Es, siguiendo a este fructífero psicoanalista, el posicionamiento que posibilita el pasaje de la queja a la protesta, de la intimidación a la intimidad y de la infracción a la transgresión. En el primer caso se trata de una actitud pasiva, individualista y victimizada que sostiene la cultura de la mortificación, frente a la protesta como acto digno, colectivo y creativo que la transforma. Requiere lucidez y valentía para exigir derechos y justicia. Es, en definitiva, el tránsito del descontento pasivo a la acción colectiva, activa y organizada para modificar la realidad.

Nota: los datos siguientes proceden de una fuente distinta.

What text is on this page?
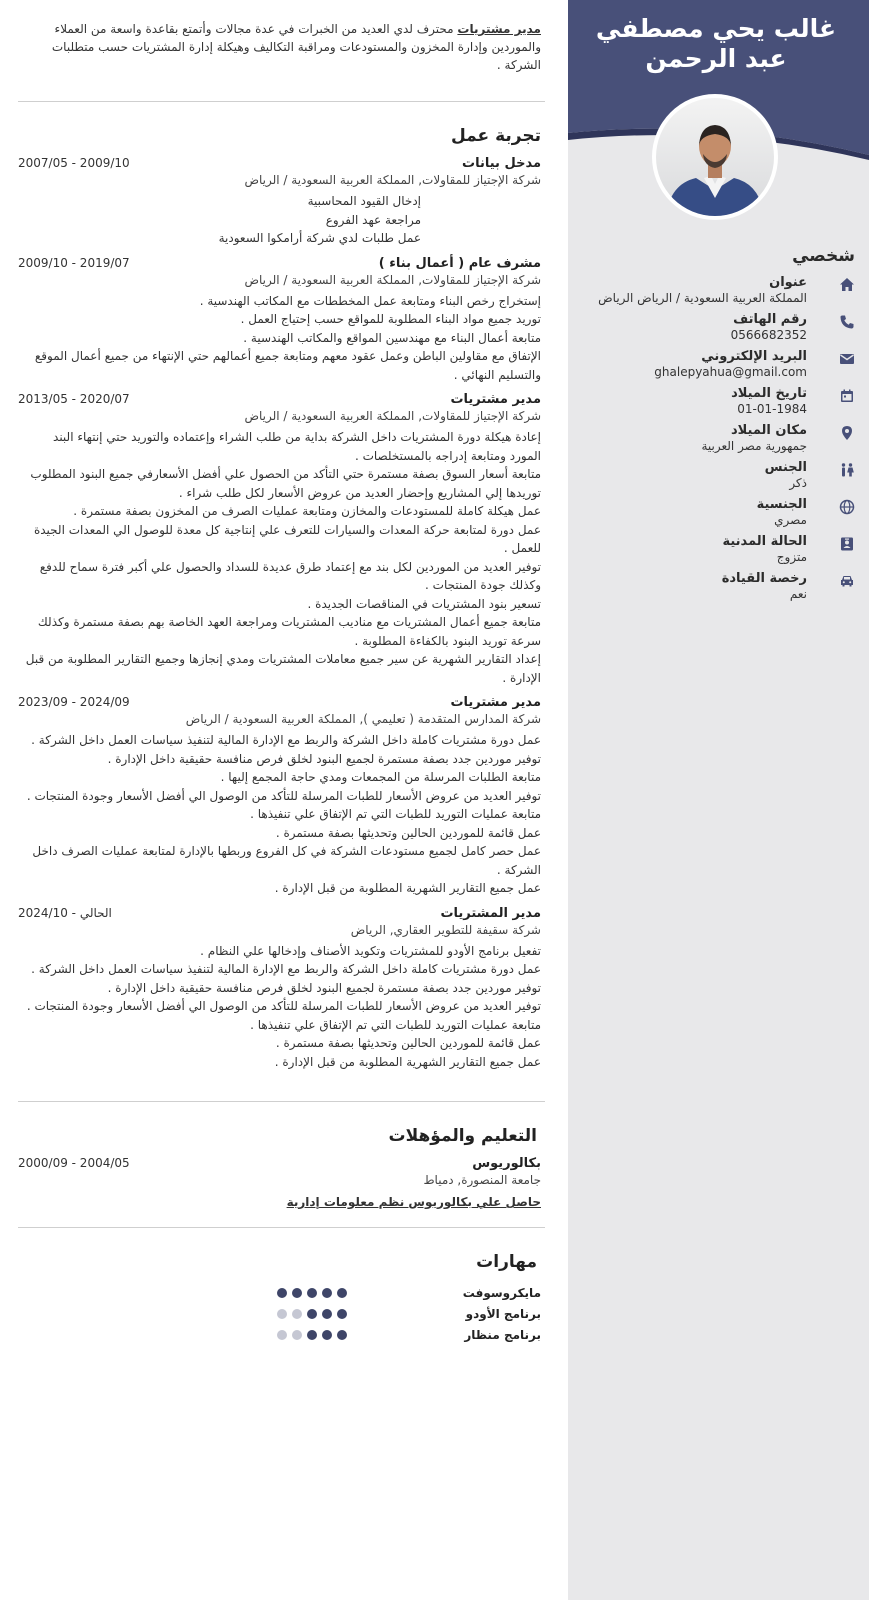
غالب يحي مصطفي عبد الرحمن
شخصي
عنوان
المملكة العربية السعودية / الرياض الرياض
رقم الهاتف
0566682352
البريد الإلكتروني
ghalepyahua@gmail.com
تاريخ الميلاد
01-01-1984
مكان الميلاد
جمهورية مصر العربية
الجنس
ذكر
الجنسية
مصري
الحالة المدنية
متزوج
رخصة القيادة
نعم

مدير مشتريات محترف لدي العديد من الخبرات في عدة مجالات وأتمتع بقاعدة واسعة من العملاء والموردين وإدارة المخزون والمستودعات ومراقبة التكاليف وهيكلة إدارة المشتريات حسب متطلبات الشركة .

تجربة عمل
2007/05 - 2009/10	مدخل بيانات
شركة الإجتياز للمقاولات, المملكة العربية السعودية / الرياض
إدخال القيود المحاسبية
مراجعة عهد الفروع
عمل طلبات لدي شركة أرامكوا السعودية
2009/10 - 2019/07	مشرف عام ( أعمال بناء )
شركة الإجتياز للمقاولات, المملكة العربية السعودية / الرياض
إستخراج رخص البناء ومتابعة عمل المخططات مع المكاتب الهندسية .
توريد جميع مواد البناء المطلوبة للمواقع حسب إحتياج العمل .
متابعة أعمال البناء مع مهندسين المواقع والمكاتب الهندسية .
الإتفاق مع مقاولين الباطن وعمل عقود معهم ومتابعة جميع أعمالهم حتي الإنتهاء من جميع أعمال الموقع والتسليم النهائي .
2013/05 - 2020/07	مدير مشتريات
شركة الإجتياز للمقاولات, المملكة العربية السعودية / الرياض
إعادة هيكلة دورة المشتريات داخل الشركة بداية من طلب الشراء وإعتماده والتوريد حتي إنتهاء البند المورد ومتابعة إدراجه بالمستخلصات .
متابعة أسعار السوق بصفة مستمرة حتي التأكد من الحصول علي أفضل الأسعارفي جميع البنود المطلوب توريدها إلي المشاريع وإحضار العديد من عروض الأسعار لكل طلب شراء .
عمل هيكلة كاملة للمستودعات والمخازن ومتابعة عمليات الصرف من المخزون بصفة مستمرة .
عمل دورة لمتابعة حركة المعدات والسيارات للتعرف علي إنتاجية كل معدة للوصول الي المعدات الجيدة للعمل .
توفير العديد من الموردين لكل بند مع إعتماد طرق عديدة للسداد والحصول علي أكبر فترة سماح للدفع وكذلك جودة المنتجات .
تسعير بنود المشتريات في المناقصات الجديدة .
متابعة جميع أعمال المشتريات مع مناديب المشتريات ومراجعة العهد الخاصة بهم بصفة مستمرة وكذلك سرعة توريد البنود بالكفاءة المطلوبة .
إعداد التقارير الشهرية عن سير جميع معاملات المشتريات ومدي إنجازها وجميع التقارير المطلوبة من قبل الإدارة .
2023/09 - 2024/09	مدير مشتريات
شركة المدارس المتقدمة ( تعليمي ), المملكة العربية السعودية / الرياض
عمل دورة مشتريات كاملة داخل الشركة والربط مع الإدارة المالية لتنفيذ سياسات العمل داخل الشركة .
توفير موردين جدد بصفة مستمرة لجميع البنود لخلق فرص منافسة حقيقية داخل الإدارة .
متابعة الطلبات المرسلة من المجمعات ومدي حاجة المجمع إليها .
توفير العديد من عروض الأسعار للطبات المرسلة للتأكد من الوصول الي أفضل الأسعار وجودة المنتجات .
متابعة عمليات التوريد للطبات التي تم الإتفاق علي تنفيذها .
عمل قائمة للموردين الحالين وتحديثها بصفة مستمرة .
عمل حصر كامل لجميع مستودعات الشركة في كل الفروع وربطها بالإدارة لمتابعة عمليات الصرف داخل الشركة .
عمل جميع التقارير الشهرية المطلوبة من قبل الإدارة .
2024/10 - الحالي	مدير المشتريات
شركة سقيفة للتطوير العقاري, الرياض
تفعيل برنامج الأودو للمشتريات وتكويد الأصناف وإدخالها علي النظام .
عمل دورة مشتريات كاملة داخل الشركة والربط مع الإدارة المالية لتنفيذ سياسات العمل داخل الشركة .
توفير موردين جدد بصفة مستمرة لجميع البنود لخلق فرص منافسة حقيقية داخل الإدارة .
توفير العديد من عروض الأسعار للطبات المرسلة للتأكد من الوصول الي أفضل الأسعار وجودة المنتجات .
متابعة عمليات التوريد للطبات التي تم الإتفاق علي تنفيذها .
عمل قائمة للموردين الحالين وتحديثها بصفة مستمرة .
عمل جميع التقارير الشهرية المطلوبة من قبل الإدارة .
التعليم والمؤهلات
2000/09 - 2004/05	بكالوريوس
جامعة المنصورة, دمياط
حاصل علي بكالوريوس نظم معلومات إدارية
مهارات
مايكروسوفت
برنامج الأودو
برنامج منظار
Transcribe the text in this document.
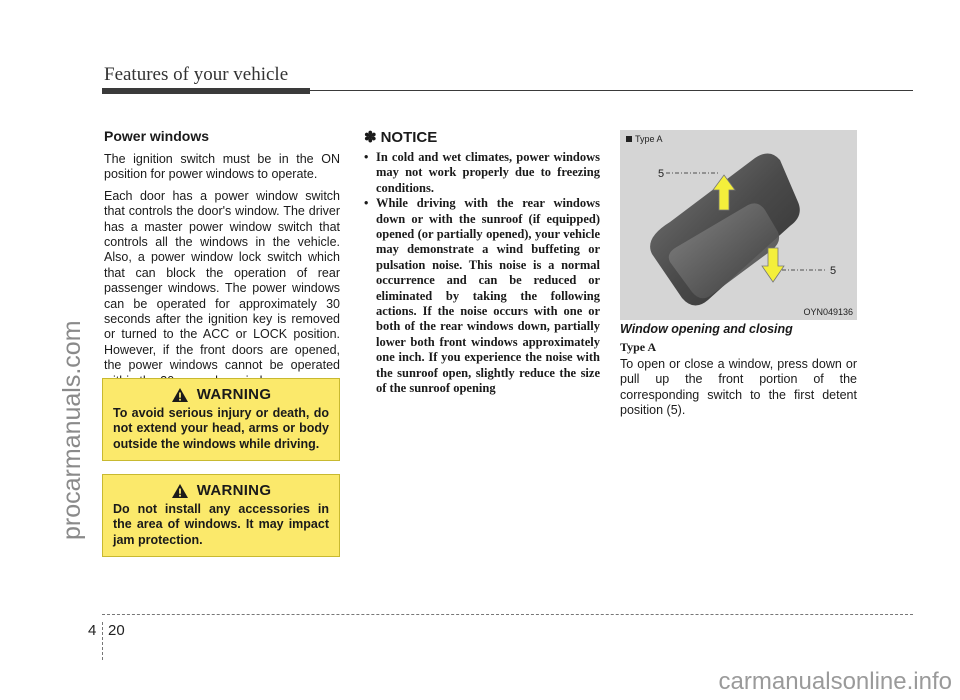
Features of your vehicle
procarmanuals.com
carmanualsonline.info
Power windows

The ignition switch must be in the ON position for power windows to operate.

Each door has a power window switch that controls the door's window. The driver has a master power window switch that controls all the windows in the vehicle. Also, a power window lock switch which that can block the operation of rear passenger windows. The power windows can be operated for approximately 30 seconds after the ignition key is removed or turned to the ACC or LOCK position. However, if the front doors are opened, the power windows cannot be operated

WARNING

To avoid serious injury or death, do not extend your head, arms or body outside the windows while driving.

WARNING

Do not install any accessories in the area of windows. It may impact jam protection.

✽ NOTICE
• In cold and wet climates, power windows may not work properly due to freezing conditions.
• While driving with the rear windows down or with the sunroof (if equipped) opened (or partially opened), your vehicle may demonstrate a wind buffeting or pulsation noise. This noise is a normal occurrence and can be reduced or eliminated by taking the following actions. If the noise occurs with one or both of the rear windows down, partially lower both front windows approximately one inch. If you experience the noise with the sunroof open, slightly reduce the size of the sunroof opening
5
5
Type A
OYN049136
Window opening and closing
Type A

To open or close a window, press down or pull up the front portion of the corresponding switch to the first detent position (5).

4 20
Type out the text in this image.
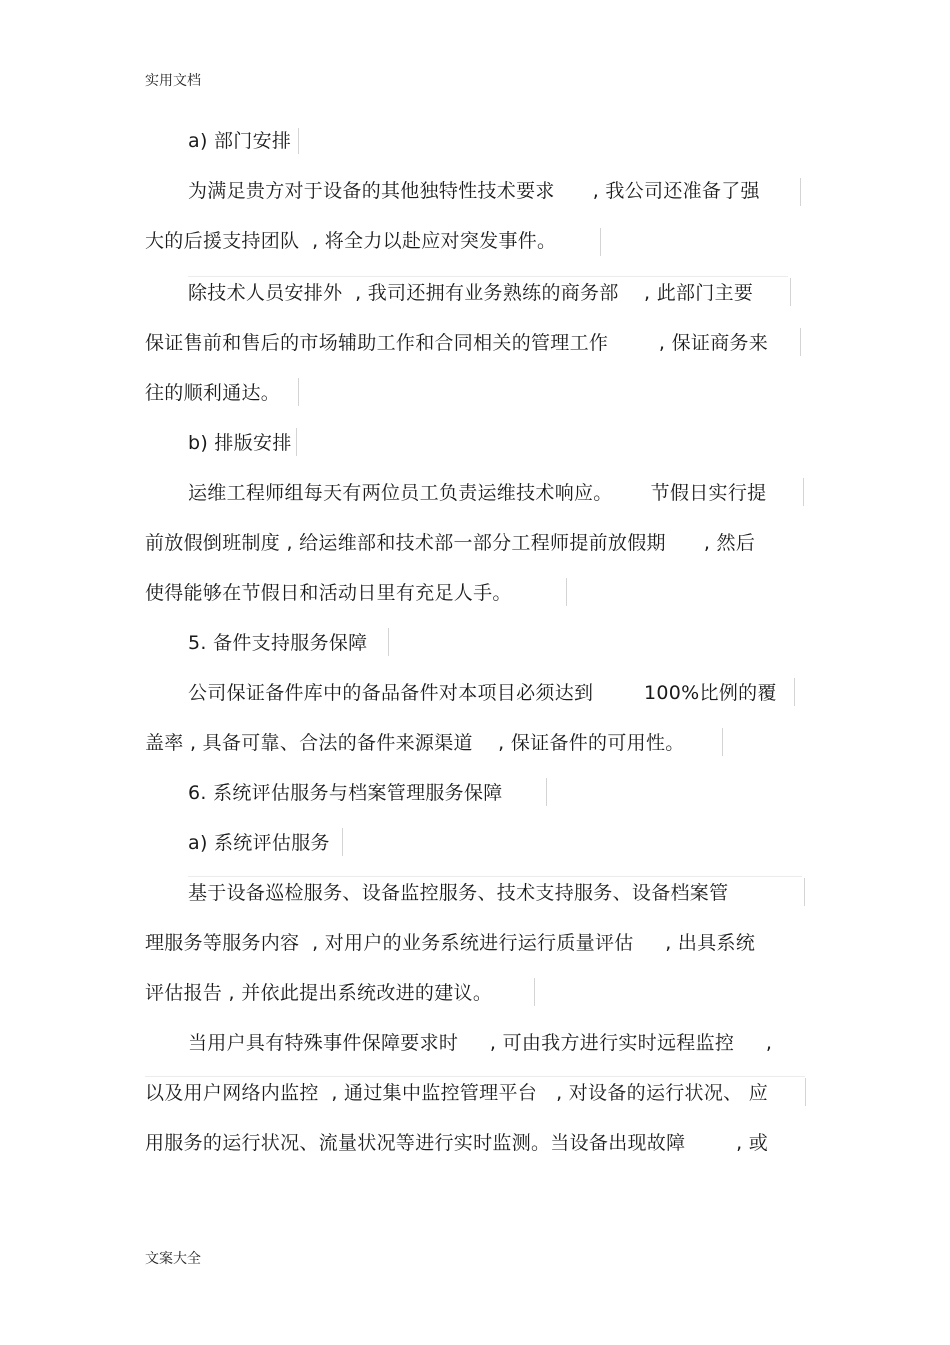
实用文档
a) 部门安排
为满足贵方对于设备的其他独特性技术要求      , 我公司还准备了强
大的后援支持团队  , 将全力以赴应对突发事件。
除技术人员安排外  , 我司还拥有业务熟练的商务部    , 此部门主要
保证售前和售后的市场辅助工作和合同相关的管理工作        , 保证商务来
往的顺利通达。
b) 排版安排
运维工程师组每天有两位员工负责运维技术响应。      节假日实行提
前放假倒班制度 , 给运维部和技术部一部分工程师提前放假期      , 然后
使得能够在节假日和活动日里有充足人手。
5. 备件支持服务保障
公司保证备件库中的备品备件对本项目必须达到        100%比例的覆
盖率 , 具备可靠、合法的备件来源渠道    , 保证备件的可用性。
6. 系统评估服务与档案管理服务保障
a) 系统评估服务
基于设备巡检服务、设备监控服务、技术支持服务、设备档案管
理服务等服务内容  , 对用户的业务系统进行运行质量评估     , 出具系统
评估报告 , 并依此提出系统改进的建议。
当用户具有特殊事件保障要求时     , 可由我方进行实时远程监控     ,
以及用户网络内监控  , 通过集中监控管理平台   , 对设备的运行状况、 应
用服务的运行状况、流量状况等进行实时监测。当设备出现故障        , 或
文案大全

La segunda es la actitud que transforma el miedo y el silencio (intimidación) en empatía y pensamiento crítico. En el tercer caso se trata de pasar de la infracción como conducta ventajera, resignada y anómica, a la de la transgresión que supone una toma de conciencia y una recuperación del deseo y la lucha.
Fernando Ulloa ha sido el referente del psicoanálisis argentino que ha hablado de la ternura, de la necesidad de la ternura como resistencia frente a la barbarización de los lazos sociales que atraviesan nuestros mundos, en tiempos de ferocidades; el que ha desnudado los mecanismos socioculturales de la crueldad; quien creó estas herramientas conceptuales para pensar lo inconcebible e insoportable de los efectos traumáticos de la cultura de la muerte en la época de la dictadura y de los procesos de exclusión y violencia de los 90. Su vigencia es notable y su utilidad inapreciable para intentar transformar el adormecimiento en escándalo. Y este en esperanza de cambios.